Fluffles etc at fluffles.net
Thu Mar 8 05:14:00 UTC 2007


Ivan Voras wrote:
> Fluffles wrote:
>
>   
>> If you use dd on the raw device (meaning no UFS/VFS) there is no
>> read-ahead. This means that the following DD-command will give lower STR
>> read than the second:
>>
>> no read-ahead:
>> dd if=/dev/mirror/data of=/dev/null bs=1m count=1000
>> read-ahead and multiple I/O queue depth:
>> dd if=/mounted/mirror/volume of=/dev/null bs=1m count=1000
>>     
>
> I'd agree in theory, but bonnie++ gives WORSE results than raw device:
>   

On what hardware is this?
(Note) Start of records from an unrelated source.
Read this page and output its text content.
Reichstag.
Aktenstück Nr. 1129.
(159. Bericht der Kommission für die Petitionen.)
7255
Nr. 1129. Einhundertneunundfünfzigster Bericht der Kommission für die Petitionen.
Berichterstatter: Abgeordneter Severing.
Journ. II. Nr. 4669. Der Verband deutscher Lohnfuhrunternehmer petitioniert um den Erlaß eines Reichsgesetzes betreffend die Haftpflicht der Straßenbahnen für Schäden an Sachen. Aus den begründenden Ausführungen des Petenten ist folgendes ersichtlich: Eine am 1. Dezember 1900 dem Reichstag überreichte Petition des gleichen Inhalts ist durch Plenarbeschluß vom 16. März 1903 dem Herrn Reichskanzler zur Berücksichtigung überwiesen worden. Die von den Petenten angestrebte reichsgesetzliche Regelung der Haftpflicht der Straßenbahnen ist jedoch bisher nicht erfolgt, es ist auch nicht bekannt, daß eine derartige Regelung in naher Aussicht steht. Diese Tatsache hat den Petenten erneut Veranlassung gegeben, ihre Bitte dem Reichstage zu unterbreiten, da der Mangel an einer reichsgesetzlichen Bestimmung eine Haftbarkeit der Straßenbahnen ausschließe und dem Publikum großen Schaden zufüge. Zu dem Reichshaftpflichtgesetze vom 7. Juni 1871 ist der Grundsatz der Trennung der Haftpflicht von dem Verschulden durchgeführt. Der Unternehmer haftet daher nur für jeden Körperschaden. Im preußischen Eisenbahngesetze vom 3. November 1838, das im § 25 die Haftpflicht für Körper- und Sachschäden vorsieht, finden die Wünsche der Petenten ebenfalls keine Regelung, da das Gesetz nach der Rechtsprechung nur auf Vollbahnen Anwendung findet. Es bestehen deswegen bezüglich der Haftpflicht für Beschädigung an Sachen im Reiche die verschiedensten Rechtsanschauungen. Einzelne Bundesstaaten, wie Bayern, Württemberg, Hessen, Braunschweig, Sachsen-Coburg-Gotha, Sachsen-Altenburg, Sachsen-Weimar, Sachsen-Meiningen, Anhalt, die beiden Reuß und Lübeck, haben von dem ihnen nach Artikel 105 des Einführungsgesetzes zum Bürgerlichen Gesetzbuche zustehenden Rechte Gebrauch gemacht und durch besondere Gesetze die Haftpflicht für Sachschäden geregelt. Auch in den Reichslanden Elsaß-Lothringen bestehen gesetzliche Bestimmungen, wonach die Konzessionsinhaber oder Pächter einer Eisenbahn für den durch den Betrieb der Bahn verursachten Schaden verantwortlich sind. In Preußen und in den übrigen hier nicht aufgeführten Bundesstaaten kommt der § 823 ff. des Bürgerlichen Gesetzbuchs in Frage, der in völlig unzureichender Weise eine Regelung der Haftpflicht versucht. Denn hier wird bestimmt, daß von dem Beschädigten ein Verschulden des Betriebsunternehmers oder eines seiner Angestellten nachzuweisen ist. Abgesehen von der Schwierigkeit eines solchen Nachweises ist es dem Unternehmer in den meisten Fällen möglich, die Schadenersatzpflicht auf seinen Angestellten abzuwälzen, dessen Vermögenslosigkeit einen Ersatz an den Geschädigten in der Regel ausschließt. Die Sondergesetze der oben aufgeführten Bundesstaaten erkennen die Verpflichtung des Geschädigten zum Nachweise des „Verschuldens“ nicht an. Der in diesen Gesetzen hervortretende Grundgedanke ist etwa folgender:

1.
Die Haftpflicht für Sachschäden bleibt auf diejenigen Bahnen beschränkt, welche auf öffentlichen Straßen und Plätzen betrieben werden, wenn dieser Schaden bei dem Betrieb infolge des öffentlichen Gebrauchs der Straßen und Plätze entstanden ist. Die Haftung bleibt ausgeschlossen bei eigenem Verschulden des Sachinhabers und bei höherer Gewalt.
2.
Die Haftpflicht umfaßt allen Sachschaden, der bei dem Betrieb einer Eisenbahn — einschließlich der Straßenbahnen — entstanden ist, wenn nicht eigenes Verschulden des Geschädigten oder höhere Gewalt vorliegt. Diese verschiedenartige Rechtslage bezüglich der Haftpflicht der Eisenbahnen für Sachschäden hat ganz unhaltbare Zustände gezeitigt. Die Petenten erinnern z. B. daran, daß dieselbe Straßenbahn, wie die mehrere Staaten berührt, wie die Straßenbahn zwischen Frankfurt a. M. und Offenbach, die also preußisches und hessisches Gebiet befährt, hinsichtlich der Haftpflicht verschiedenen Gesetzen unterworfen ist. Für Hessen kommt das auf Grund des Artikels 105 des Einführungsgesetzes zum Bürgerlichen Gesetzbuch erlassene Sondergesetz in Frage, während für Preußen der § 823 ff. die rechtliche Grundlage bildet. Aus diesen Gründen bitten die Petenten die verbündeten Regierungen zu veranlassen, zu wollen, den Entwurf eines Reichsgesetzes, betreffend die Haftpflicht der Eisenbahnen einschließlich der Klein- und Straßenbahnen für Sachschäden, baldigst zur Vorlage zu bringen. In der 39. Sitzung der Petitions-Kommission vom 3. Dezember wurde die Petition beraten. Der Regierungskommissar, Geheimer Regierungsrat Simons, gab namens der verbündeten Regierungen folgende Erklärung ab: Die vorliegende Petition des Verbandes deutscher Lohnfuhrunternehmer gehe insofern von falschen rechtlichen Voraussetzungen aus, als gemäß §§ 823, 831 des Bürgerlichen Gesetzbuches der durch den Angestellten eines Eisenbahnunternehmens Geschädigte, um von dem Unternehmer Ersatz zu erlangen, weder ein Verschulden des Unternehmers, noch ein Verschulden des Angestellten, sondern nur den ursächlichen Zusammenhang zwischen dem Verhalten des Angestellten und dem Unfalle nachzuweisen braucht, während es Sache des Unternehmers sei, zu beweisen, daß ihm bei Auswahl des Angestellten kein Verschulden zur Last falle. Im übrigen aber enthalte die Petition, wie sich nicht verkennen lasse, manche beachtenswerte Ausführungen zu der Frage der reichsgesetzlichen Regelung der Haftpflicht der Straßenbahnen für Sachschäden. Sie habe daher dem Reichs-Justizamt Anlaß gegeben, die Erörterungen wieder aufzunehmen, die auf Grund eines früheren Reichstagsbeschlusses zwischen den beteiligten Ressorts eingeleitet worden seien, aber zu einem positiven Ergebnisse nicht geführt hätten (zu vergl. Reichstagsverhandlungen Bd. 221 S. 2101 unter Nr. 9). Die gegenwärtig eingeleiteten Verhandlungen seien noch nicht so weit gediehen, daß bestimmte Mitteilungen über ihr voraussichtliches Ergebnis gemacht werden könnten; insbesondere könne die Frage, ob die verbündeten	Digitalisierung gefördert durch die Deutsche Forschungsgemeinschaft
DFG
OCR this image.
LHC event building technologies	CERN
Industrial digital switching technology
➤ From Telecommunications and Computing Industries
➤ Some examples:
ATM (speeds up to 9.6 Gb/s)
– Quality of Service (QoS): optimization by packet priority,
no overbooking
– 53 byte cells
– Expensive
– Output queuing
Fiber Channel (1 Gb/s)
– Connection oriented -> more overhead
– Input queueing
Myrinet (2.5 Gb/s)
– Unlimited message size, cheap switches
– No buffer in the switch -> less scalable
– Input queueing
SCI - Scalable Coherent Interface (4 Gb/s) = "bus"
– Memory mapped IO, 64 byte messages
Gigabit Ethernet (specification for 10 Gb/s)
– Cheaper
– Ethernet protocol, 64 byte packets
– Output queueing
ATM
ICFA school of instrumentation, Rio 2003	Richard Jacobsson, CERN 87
Using any form of geom software RAID?

The low Per Char results would lead me to believe it's a very slow CPU;
maybe VIA C3 or some old pentium? Modern systems should get 100MB/s+ in
per-char bonnie benchmark, even a Sempron 2600+ 1.6GHz 128KB cache which
costs about $39. Then it might be logical DD gets higher results since
this is more 'easy' to handle by the CPU. The VFS/UFS layer adds
potential for nice performance-increases but it does take it's toll in
the form of cputime overhead. If your CPU is very slow, i can imagine
these optimizations having a detrimental effect instead. Just guessing here.

Also, checkout my benchmark results i posted in response to Andrei Kolu
in particular the geom_raid5 benchmark; there the UFS/VFS layer causes
25% lower write performance; due to cpu bottlenecks (and some UFS
inefficiency with regard to max blocks per cylinder). So for all i know
it may be just your CPU which is limiting sequential performance somewhat.